Wednesday, July 06, 2005

109 East Palace

109 East Palace by Jennet Connant. With the 60th anniversary of the bombing of Hiroshima coming up next month, there's been a rash of books about atomic bombs and their development. I think there were three published this spring that focus on Los Alamos in general and Robert Oppenheimer, its director. I decided to try this with having read Connant's previous book, Tuxedo Park.

This is "personal" history at its best. Too often (here comes a rant you've already seen once if anybody's actually out there!), our kids are taught events and dates instead of people. With most high school kids, there's probably a period of at least a few weeks where they can tell that the first atomic bomb was dropped on Hiroshima in August, 1945. A few might even be able to tell you that the bomb was developed, in part, at Los Alamos, near Santa Fe. Boring, boring, boring!

The reality is that, whatever you think of nuclear weapons, this was probably the most intense, most successful crash scientific program ever undertaken. You might say that the race to the moon in the 60s took its place, but I'd argue that the was largely an engineering project. We had a high degree of confidence that we could get to the moon. The science was pretty well understood, it just had to be applied. With the Manhattan Project, there was no really strong evidence that a so-called "atomic" bomb could even be produced. It was only known that Nazi scientest were pursuing it with all speed and that, if they got there first, the Germans would, in all likelihood, win the war.

Don't be intimidated, however, by the intense scientific and engineering work that make up the project itself. This book is not about science, or even bombs, its about people. At its high point, Los Alamos had thousands of people on staff in a community that, a few months before, had been a small boy's school. There wasn't enough housing, food or water. The scientists, used to the free-wheeling academic world, were confronted by an ultra-secure military operation. Many of them, over a two year period, would only occasionaly get as far as Santa Fe. They weren't allowed to contact their families. Their mail was censored. Their weren't allowed to indulge in off-base entertainment. And yet, they pulled off one of the most amazing scientific feats of all time.

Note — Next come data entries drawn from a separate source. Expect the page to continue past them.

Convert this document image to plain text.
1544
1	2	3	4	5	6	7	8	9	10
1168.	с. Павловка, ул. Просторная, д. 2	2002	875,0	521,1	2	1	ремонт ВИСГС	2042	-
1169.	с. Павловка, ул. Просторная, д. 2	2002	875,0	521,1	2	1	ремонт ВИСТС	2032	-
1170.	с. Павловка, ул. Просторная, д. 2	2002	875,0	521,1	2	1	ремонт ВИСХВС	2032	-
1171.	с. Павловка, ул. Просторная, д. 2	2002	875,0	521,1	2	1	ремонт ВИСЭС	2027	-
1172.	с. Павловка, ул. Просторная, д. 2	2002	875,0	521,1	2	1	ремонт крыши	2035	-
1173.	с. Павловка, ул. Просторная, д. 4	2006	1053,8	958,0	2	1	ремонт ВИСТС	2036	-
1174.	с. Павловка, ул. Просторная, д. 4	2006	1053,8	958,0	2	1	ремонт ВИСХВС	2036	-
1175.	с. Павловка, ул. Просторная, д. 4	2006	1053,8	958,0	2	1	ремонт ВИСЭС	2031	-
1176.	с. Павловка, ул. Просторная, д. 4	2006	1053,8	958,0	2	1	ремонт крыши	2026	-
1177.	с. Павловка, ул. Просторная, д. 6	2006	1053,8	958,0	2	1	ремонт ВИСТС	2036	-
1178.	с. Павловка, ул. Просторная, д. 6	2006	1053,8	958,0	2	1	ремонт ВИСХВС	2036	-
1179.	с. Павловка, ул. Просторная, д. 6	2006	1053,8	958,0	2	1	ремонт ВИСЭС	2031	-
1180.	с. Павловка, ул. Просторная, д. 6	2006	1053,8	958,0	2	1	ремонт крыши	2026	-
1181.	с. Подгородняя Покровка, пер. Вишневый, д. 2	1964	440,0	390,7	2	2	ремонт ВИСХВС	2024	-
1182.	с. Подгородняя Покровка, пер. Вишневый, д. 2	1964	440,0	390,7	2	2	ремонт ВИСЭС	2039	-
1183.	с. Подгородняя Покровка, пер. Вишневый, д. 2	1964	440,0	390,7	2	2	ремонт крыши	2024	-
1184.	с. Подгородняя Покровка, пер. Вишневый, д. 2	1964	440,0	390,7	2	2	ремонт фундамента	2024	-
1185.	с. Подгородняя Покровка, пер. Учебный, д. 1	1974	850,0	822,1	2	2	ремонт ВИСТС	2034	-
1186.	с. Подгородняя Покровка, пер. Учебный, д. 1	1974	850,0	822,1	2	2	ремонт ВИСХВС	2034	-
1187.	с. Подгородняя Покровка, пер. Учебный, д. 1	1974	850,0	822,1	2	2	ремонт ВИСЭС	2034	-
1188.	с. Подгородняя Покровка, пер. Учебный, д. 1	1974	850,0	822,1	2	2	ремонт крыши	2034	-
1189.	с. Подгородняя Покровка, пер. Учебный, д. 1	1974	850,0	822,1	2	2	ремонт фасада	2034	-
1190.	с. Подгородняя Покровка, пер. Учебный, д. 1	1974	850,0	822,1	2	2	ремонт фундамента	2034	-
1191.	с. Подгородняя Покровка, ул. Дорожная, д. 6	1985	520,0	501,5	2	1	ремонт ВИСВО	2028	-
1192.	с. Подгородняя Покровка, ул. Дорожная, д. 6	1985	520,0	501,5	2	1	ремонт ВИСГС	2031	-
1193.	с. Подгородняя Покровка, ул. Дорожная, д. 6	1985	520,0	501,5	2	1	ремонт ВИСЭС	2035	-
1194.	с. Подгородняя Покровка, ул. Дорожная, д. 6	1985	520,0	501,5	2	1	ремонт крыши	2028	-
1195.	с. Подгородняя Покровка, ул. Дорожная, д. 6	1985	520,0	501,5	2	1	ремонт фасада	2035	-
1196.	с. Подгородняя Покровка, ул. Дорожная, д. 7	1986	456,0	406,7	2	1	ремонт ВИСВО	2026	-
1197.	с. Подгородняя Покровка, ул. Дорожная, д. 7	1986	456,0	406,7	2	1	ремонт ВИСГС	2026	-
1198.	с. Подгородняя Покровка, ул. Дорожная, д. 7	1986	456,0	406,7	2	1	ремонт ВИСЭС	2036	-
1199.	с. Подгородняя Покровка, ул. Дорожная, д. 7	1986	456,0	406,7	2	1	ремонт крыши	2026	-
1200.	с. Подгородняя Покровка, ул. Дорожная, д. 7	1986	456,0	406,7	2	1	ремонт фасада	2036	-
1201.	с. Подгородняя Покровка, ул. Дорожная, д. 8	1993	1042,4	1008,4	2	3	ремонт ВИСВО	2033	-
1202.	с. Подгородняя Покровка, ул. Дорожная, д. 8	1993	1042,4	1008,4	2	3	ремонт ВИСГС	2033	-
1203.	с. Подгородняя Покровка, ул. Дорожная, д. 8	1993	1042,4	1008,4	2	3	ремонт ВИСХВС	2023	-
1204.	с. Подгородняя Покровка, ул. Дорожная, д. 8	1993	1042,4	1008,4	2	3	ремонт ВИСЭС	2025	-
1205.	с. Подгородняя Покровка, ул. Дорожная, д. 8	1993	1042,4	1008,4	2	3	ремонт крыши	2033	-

Connant is a terrific writer and manages to get across both the deprivations and exhiliration of these times. Her insight is helped by the her father, James B Connant, was one of the foremost scientific and science policy figures of the day, giving her personal access to countless people who were careful, even decades later, about what they said to whom. To make the story accessible, she homes in on two people, the charismatic physicist, Robert Oppenheimer and the "earth mother" type who takes care of everybody, Dorothy McKibbin.

There are a lot of interesting facts buried in the book. For example, did you know that there were two different designs for the bomb reflected in the two bombs that were actually dropped on Hiroshima and Nagasaki. However, there was so little uranium and plutonium manufactured at the time that one of the two was never tested before it was dropped and the second was tested exactly once, since, whether the test succeeded or failed, there wasn't enough material to try again!

The book follows the project from its inception and, obviously, includes the very intense chapter on the one test that was tried at the Trinity Site near Los Alamos. It then follows the lives of the principals until their death, including the pretty tragic way Oppenheimer was treated in the 50s. The combination of professional dispute with Teller, the red-scare tactics of McCarthy and the personal animosity of Lewis Strauss who served on the initial Atomic Energy Commission, eventually cost Oppenheimer the humiliating loss of his security clearance.

Connant's style makes for an easy, novel-like read. This is the way history was meant to be taught.